JAKARTA, INDONESIA — Indonesia’s Anak Krakatoa volcano erupted on Friday, belching a column of ash more than three kilometres into the sky, officials said.
The volcanic island emerged from the sea at the beginning of the last century from the crater formed after the 1883 eruption of Mount Krakatoa — one of the deadliest and most destructive in history.
Anak Krakatoa, which means “Child of Krakatoa”, spewed thick ash over the strait that separates the islands of Java and Sumatra.
There were no immediate reports of damage or casualties after the eruption at 08:46 am (0146 GMT).
“The height of the eruption column was observed to be 3,000 metres (nearly 10,000 feet) above the summit,” Deny Mardiono, an official from the Krakatoa monitoring station, said in a press release.
“The ash column was observed to be grey to black with thick intensity to the southwest.”

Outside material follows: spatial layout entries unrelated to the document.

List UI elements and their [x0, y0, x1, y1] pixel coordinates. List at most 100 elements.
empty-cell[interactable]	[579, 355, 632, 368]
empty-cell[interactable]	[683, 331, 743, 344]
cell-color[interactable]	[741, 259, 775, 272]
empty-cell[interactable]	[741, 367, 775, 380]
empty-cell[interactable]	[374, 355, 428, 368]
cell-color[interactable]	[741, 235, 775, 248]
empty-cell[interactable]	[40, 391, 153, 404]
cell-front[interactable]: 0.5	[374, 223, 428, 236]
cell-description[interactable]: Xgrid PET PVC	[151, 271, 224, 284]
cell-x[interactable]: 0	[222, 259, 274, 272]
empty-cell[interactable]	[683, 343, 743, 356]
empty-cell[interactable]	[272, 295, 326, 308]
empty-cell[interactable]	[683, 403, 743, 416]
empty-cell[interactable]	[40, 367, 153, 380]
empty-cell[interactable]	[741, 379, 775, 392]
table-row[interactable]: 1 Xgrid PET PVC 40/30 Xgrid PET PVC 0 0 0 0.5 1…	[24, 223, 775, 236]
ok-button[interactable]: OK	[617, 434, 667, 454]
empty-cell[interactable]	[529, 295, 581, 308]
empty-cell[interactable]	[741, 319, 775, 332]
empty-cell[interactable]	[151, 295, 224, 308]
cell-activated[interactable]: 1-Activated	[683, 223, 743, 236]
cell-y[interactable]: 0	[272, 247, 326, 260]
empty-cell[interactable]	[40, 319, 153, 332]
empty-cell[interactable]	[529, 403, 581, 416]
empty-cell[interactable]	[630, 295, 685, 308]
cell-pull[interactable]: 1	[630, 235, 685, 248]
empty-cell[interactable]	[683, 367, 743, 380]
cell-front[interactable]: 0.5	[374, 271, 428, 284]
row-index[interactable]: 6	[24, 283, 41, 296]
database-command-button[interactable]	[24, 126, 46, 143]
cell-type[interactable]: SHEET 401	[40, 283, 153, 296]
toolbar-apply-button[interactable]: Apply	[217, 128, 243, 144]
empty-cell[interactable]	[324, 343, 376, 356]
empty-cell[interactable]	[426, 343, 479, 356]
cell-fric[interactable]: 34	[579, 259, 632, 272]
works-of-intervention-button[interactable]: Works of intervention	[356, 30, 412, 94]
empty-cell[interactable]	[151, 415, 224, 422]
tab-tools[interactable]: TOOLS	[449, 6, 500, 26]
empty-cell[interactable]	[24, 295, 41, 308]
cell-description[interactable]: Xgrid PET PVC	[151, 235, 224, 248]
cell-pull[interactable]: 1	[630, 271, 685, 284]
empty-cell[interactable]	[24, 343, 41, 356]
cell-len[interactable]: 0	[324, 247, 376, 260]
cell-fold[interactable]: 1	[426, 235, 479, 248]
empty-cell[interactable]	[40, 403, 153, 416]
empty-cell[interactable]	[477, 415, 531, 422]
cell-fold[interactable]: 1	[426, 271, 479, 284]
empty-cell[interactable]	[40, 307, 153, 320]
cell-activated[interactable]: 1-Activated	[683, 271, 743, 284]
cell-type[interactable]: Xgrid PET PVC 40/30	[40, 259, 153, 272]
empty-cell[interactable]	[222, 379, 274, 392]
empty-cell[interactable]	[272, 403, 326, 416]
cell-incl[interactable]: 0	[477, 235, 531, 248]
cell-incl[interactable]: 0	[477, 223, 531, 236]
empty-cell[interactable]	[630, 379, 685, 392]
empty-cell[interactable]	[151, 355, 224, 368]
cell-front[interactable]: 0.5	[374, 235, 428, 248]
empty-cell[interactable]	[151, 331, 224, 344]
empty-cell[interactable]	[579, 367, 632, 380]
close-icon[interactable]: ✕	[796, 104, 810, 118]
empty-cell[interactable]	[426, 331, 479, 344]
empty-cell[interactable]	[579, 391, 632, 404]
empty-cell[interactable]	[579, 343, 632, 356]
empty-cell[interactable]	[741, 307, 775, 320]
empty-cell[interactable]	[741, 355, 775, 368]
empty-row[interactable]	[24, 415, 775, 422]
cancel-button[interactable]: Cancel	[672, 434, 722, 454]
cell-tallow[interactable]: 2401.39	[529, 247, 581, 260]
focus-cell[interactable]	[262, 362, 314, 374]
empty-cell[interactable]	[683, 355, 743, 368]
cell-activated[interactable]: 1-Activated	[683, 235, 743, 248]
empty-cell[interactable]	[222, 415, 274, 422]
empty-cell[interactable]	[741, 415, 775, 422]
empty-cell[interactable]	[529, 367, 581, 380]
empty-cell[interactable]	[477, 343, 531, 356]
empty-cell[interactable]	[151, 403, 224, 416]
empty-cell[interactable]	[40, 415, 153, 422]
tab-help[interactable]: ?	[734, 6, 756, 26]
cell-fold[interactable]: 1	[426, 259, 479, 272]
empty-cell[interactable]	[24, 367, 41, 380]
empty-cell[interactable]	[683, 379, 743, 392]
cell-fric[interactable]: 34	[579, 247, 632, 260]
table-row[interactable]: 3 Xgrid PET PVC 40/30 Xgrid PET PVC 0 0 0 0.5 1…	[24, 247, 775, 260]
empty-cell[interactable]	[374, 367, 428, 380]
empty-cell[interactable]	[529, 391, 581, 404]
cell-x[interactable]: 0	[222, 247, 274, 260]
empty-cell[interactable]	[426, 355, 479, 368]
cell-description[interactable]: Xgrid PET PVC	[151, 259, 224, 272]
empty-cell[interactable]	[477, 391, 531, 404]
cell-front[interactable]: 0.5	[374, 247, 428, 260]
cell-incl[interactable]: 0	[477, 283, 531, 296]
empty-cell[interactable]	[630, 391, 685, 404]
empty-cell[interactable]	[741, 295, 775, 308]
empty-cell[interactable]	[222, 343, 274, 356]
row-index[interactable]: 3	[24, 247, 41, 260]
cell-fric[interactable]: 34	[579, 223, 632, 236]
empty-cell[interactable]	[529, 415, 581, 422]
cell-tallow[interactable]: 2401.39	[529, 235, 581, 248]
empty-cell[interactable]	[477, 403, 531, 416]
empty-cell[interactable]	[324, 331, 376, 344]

He warned the public not to carry out activities within a five-kilometre (three-mile) radius of the volcano’s crater.
Anak Krakatoa’s status was at the second-highest warning level after authorities raised it in 2022 following a sharp rise in volcanic activity.
Its crater partly collapsed in 2018 when a major eruption sent huge chunks sliding into the ocean, triggering a tsunami that killed more than 400 people and injured thousands.
Indonesia, a Southeast Asian archipelago nation, sits on the Pacific Ring of Fire, where the meeting of continental plates causes high volcanic and seismic activity.
The country has nearly 130 active volcanoes.